Authors and Affiliations

  1. School of Geography, Nanjing Normal University, Nanjing, 210023, China

    Qin Ma

  2. Sierra Nevada Research Institute, University of California, Merced, CA, 95348, USA

    Jian Lin

  3. School of Architecture and Urban Planning, Nanjing University, Nanjing, 210023, China

    Yang Ju

  4. School of Geography and Planning, Sun Yat-Sen University, Guangzhou, 510006, China

    Wenkai Li

  5. Department of Geography and the Environment, University of North Texas, Denton, Texas, 76203, USA

    Lu Liang

  6. Institute of Remote Sensing and Geographic Information System, Peking University, Beijing, 100871, China

    Qinghua Guo


  1. Qin Ma

    You can also search for this author in PubMed Google Scholar

  2. Jian Lin

    You can also search for this author in PubMed Google Scholar

  3. Yang Ju

    You can also search for this author in PubMed Google Scholar

  4. Wenkai Li

    You can also search for this author in PubMed Google Scholar

  5. Lu Liang

    You can also search for this author in PubMed Google Scholar

  6. Qinghua Guo

    You can also search for this author in PubMed Google Scholar


Qin Ma: conceptualization, investigation, data curation, formal analysis, writing - original draft, writing - review & editing; Jian Lin: conceptualization, data curation, writing - review & editing; Yang Ju: conceptualization, writing - review & editing; Wenkai Li: conceptualization, writing - review & editing; Lu Liang: conceptualization, writing - review & editing; Qinghua Guo: conceptualization, writing - review & editing, supervision.

Corresponding author

Correspondence to Qin Ma.

Ethics declarations

Competing interests

The authors declare no competing interests.

Additional information

Publisher’s note Springer Nature remains neutral with regard to jurisdictional claims in published maps and institutional affiliations.

About this article

Cite this article

Ma, Q., Lin, J., Ju, Y. et al.
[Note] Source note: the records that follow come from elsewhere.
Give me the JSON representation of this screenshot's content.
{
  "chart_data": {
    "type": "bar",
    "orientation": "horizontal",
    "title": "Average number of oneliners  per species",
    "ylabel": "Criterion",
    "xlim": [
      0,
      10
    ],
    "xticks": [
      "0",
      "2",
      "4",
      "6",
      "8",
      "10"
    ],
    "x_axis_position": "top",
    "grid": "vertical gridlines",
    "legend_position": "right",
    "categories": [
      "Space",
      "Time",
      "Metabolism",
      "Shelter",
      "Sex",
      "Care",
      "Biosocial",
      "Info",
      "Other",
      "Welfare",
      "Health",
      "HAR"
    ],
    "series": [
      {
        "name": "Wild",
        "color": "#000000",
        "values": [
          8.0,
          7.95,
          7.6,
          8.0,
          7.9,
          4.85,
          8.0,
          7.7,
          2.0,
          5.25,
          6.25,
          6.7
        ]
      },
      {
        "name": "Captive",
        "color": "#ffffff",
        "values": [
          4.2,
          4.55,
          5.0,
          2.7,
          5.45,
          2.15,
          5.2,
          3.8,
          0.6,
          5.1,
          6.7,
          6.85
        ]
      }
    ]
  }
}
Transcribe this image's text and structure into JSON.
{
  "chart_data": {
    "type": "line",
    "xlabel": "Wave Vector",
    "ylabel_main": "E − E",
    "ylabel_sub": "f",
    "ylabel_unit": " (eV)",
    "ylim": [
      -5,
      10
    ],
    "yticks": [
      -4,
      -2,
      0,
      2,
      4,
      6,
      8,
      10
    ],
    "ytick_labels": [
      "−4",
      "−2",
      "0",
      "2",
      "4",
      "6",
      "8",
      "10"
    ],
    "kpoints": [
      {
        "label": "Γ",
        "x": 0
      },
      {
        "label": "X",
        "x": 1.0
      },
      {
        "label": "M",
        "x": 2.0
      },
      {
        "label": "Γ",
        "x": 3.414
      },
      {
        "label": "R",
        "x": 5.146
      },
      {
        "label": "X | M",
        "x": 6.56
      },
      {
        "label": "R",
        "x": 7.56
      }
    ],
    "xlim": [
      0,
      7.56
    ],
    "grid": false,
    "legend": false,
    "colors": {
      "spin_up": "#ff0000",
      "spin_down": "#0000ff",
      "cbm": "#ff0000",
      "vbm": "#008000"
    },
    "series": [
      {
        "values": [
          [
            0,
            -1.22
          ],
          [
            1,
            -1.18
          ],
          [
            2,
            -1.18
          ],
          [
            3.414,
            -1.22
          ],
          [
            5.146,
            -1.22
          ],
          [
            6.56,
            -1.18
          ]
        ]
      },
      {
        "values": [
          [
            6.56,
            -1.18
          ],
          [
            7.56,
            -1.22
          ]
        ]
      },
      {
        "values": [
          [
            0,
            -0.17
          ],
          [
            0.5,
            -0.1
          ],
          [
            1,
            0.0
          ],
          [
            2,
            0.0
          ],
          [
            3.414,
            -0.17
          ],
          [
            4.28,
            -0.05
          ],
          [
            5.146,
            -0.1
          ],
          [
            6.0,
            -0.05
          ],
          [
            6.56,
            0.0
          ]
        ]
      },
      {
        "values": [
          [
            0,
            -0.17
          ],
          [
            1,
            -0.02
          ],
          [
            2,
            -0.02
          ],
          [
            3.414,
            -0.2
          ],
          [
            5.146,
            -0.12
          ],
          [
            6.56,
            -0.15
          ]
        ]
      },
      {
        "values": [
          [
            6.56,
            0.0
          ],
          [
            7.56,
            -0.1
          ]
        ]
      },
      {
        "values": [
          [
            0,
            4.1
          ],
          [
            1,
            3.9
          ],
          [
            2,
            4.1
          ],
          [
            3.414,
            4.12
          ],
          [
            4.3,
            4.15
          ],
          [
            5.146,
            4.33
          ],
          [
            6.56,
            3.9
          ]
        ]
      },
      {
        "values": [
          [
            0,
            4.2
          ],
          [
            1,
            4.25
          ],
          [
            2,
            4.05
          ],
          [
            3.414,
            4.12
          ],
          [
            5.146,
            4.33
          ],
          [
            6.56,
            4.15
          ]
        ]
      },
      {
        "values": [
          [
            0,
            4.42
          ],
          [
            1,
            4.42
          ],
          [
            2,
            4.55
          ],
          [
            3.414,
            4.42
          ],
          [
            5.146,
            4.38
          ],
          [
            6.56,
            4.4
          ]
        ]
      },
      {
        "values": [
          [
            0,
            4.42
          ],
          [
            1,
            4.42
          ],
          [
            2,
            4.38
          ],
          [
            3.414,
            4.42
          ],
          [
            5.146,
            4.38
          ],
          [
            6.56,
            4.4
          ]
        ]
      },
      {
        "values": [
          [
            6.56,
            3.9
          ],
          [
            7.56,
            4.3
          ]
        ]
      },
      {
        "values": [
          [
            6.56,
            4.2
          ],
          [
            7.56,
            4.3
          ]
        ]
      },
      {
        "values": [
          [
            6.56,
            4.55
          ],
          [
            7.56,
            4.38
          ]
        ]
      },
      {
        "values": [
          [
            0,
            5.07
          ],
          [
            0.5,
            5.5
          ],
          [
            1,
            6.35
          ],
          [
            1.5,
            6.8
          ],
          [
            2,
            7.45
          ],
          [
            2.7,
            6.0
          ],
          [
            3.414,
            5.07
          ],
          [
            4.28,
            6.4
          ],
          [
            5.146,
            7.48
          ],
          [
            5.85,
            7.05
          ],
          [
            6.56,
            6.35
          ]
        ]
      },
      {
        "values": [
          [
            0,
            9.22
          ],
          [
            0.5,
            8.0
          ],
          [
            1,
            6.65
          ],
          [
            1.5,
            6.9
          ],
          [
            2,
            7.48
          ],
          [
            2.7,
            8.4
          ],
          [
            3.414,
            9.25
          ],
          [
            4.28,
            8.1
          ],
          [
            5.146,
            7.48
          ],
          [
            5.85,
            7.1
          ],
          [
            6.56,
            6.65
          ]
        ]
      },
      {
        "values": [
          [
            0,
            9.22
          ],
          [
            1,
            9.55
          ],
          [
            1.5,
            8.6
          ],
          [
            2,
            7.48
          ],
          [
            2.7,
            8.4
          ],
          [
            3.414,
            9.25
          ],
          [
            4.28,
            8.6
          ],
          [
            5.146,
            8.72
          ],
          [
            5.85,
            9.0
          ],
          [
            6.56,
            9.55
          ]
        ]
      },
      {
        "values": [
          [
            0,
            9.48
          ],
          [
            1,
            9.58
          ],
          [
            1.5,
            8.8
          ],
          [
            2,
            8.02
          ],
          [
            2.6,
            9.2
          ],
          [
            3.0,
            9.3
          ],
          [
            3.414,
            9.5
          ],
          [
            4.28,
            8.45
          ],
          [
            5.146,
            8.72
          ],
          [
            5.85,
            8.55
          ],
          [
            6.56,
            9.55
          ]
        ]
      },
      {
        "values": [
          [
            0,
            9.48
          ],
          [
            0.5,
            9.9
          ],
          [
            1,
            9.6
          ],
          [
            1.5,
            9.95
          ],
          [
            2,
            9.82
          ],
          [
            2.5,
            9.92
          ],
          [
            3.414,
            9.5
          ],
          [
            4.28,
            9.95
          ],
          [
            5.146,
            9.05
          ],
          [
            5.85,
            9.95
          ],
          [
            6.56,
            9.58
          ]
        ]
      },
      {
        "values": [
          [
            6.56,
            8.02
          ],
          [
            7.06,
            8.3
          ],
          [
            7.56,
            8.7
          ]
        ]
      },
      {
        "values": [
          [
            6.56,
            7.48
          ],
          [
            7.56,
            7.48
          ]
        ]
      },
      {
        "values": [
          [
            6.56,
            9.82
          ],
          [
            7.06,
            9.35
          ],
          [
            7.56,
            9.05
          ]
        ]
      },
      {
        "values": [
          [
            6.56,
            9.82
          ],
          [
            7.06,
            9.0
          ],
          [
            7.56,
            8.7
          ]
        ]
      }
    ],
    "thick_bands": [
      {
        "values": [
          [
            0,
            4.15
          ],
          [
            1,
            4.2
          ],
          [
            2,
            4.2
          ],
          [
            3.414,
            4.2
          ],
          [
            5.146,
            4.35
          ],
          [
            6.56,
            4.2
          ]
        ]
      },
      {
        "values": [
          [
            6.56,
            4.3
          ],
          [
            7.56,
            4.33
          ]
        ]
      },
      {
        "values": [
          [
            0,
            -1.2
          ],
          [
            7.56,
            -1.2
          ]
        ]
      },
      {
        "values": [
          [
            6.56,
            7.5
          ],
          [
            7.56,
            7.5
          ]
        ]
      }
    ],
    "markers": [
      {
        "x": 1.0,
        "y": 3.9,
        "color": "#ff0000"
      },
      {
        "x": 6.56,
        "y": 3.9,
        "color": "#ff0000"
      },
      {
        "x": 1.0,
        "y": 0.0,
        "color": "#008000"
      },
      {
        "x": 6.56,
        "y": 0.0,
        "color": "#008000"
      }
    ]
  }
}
Individual structure mapping over six million trees for New York City USA. Sci Data 10, 102 (2023). https://doi.org/10.1038/s41597-023-02000-w

Download citation

  • Received:

  • Accepted:

  • Published:

  • DOI: https://doi.org/10.1038/s41597-023-02000-w


Article information

Author: Christopher Molina

Last Updated: 1704172203

Views: 1304

Rating: 4.8 / 5 (46 voted)

Reviews: 86% of readers found this page helpful

Author information

Name: Christopher Molina

Birthday: 1932-01-14

Address: 05503 Kiara Corner Suite 841, New Alyssa, MS 65898

Phone: +4026667044473508

Job: Nurse

Hobby: Badminton, Reading, Cooking, Camping, Hiking, Photography, Video Editing

Introduction: My name is Christopher Molina, I am a unreserved, Open, radiant, resolute, unwavering, unyielding, important person who loves writing and wants to share my knowledge and understanding with you.